In September 1792, the mother superior felt a growing desire for martyrdom among the nuns, so she proposed to the nuns that they consecrate themselves as a sacrifice to appease the wrath of God, so that "the divine peace which his beloved Son brought to the world would be rendered to the Church and the State."

All of the nuns enthusiastically accepted the proposal except for two of the older sisters, who expressed hesitations. They were not concerned about the act of sacrifice itself so much as the method of its accomplishment—the guillotine. However, some hours later, they changed their mind, and weeping, joined their sisters in taking the vow. The community renewed this intention every day.

On 14 September 1792, the law on religious orders was implemented and the Carmelites were expelled from the convent. Some families in the town of Compiègne gave them lodging, and they lived in small groups in four different houses, closely surveilled by the local police. They continued to discreetly live according to the rules of Saint Teresa of Avila and secretly attended Mass.

=== Martyrdom ===
Laws passed in Prairial in the second year of the revolutionary calendar intensified anti-religious policies, and the nuns were arrested on 23 June 1794, and imprisoned in the convent building, which had been converted to a prison. They were sent to Paris on 12 July 1794 for judgment.

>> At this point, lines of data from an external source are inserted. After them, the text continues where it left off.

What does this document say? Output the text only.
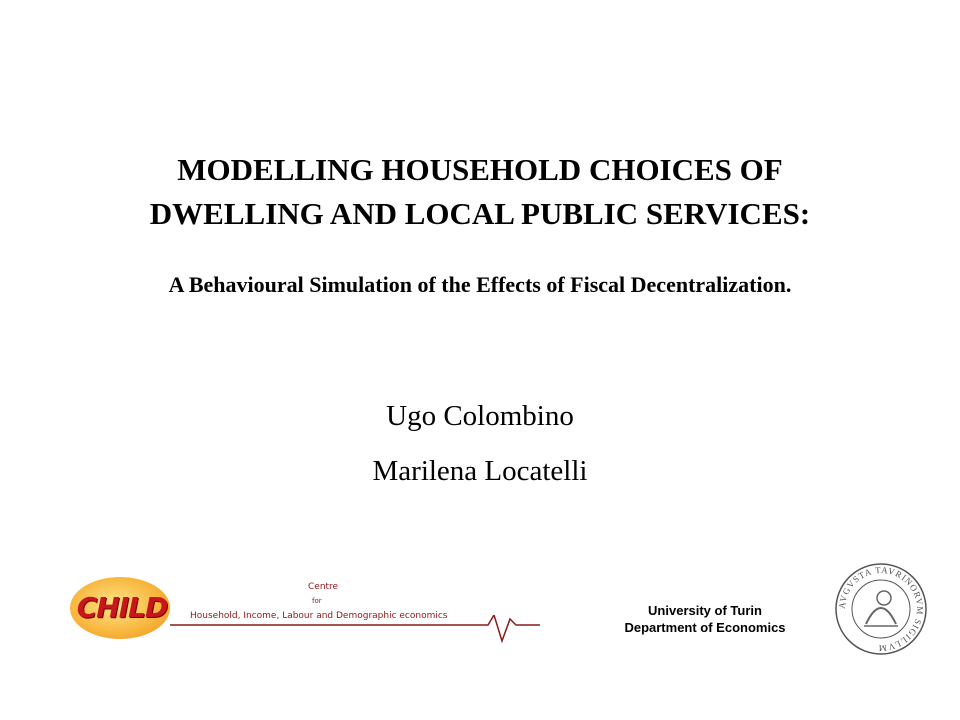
MODELLING HOUSEHOLD CHOICES OF
DWELLING AND LOCAL PUBLIC SERVICES:
A Behavioural Simulation of the Effects of Fiscal Decentralization.
Ugo Colombino
Marilena Locatelli
CHILD
Centre
for
Household, Income, Labour and Demographic economics	University of Turin
Department of Economics
AVGVSTA TAVRINORVM SIGILLVM
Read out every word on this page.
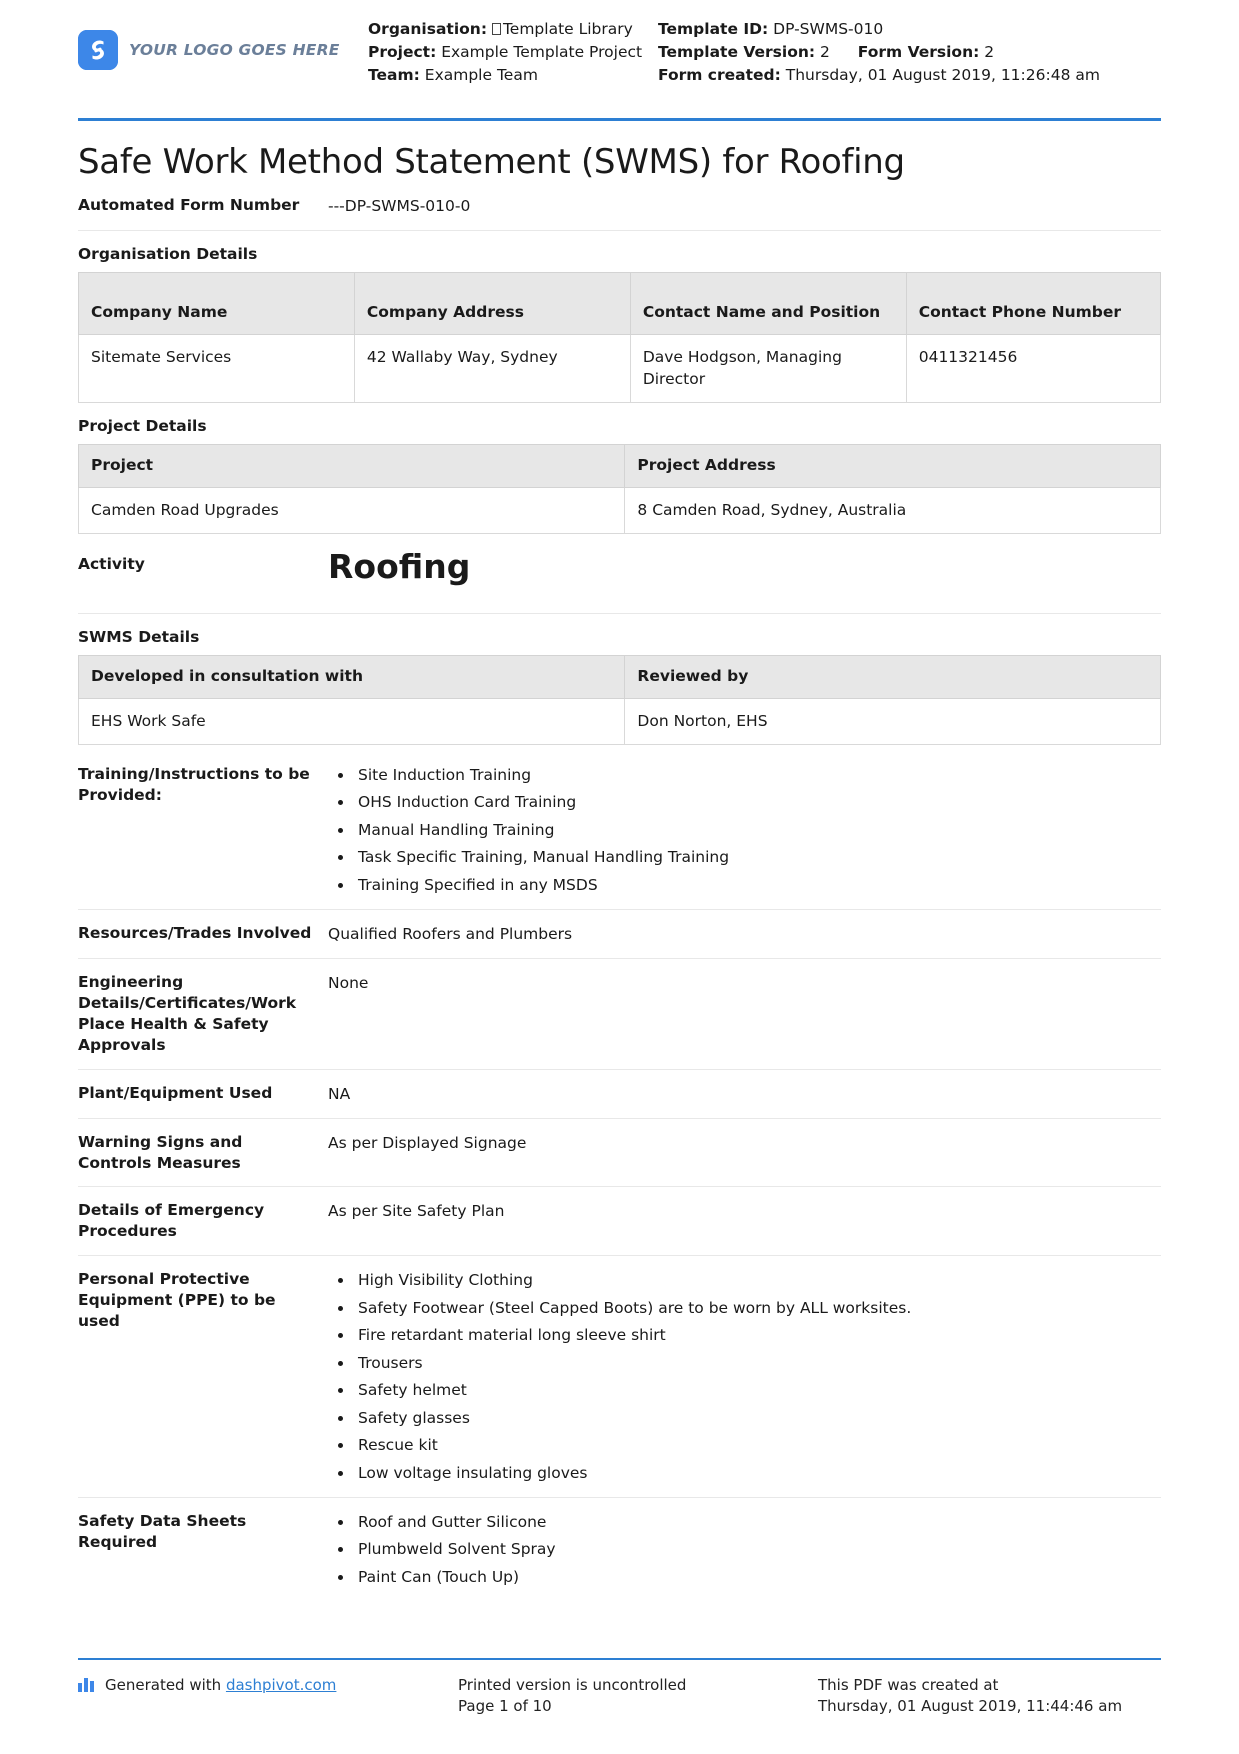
YOUR LOGO GOES HERE
Organisation: Template Library
Project: Example Template Project
Team: Example Team
Template ID: DP-SWMS-010
Template Version: 2 Form Version: 2
Form created: Thursday, 01 August 2019, 11:26:48 am
Safe Work Method Statement (SWMS) for Roofing
Automated Form Number	---DP-SWMS-010-0
Organisation Details
Company Name	Company Address	Contact Name and Position	Contact Phone Number
Sitemate Services	42 Wallaby Way, Sydney	Dave Hodgson, Managing Director	0411321456
Project Details
Project	Project Address
Camden Road Upgrades	8 Camden Road, Sydney, Australia
Activity	Roofing
SWMS Details
Developed in consultation with	Reviewed by
EHS Work Safe	Don Norton, EHS
Training/Instructions to be Provided:
• Site Induction Training
• OHS Induction Card Training
• Manual Handling Training
• Task Specific Training, Manual Handling Training
• Training Specified in any MSDS
Resources/Trades Involved	Qualified Roofers and Plumbers
Engineering Details/Certificates/Work Place Health & Safety Approvals
None
Plant/Equipment Used	NA
Warning Signs and Controls Measures
As per Displayed Signage
Details of Emergency Procedures
As per Site Safety Plan
Personal Protective Equipment (PPE) to be used
• High Visibility Clothing
• Safety Footwear (Steel Capped Boots) are to be worn by ALL worksites.
• Fire retardant material long sleeve shirt
• Trousers
• Safety helmet
• Safety glasses
• Rescue kit
• Low voltage insulating gloves
Safety Data Sheets Required
• Roof and Gutter Silicone
• Plumbweld Solvent Spray
• Paint Can (Touch Up)
Generated with dashpivot.com	Printed version is uncontrolled
Page 1 of 10
This PDF was created at
Thursday, 01 August 2019, 11:44:46 am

They arrived in the court of the Conciergerie after a difficult journey. The nuns had their hands tied behind their backs and struggled as they were ordered to descend from the carriage. Charlotte was unable to get up without her crutch, and was thus unable to descend from the carriage. One of the executioners threw her out of the carriage with such violence that bystanders thought she had died from the fall. This harsh treatment of an old woman drew an outcry from those present in spite of their general lack of sympathy toward the nuns.

Charlotte and the other nuns were summarily tried, convicted, and executed at the Place de la Nation on 17 July 1794. Her body, along with those of the other nuns, were buried in a mass grave at the neighboring Picpus cemetery.

== Beatification ==

Charlotte was beatified along with the other Carmelite nuns of Compiègne on 27 May 1906, by Pope Pius X. She was commemorated along with the 16 other Carmelites with a feast on 17 July.

== Canonization ==
Charlotte was canonized along with the other Carmelite nuns of Compiègne on 18 December 2024, by Pope Francis.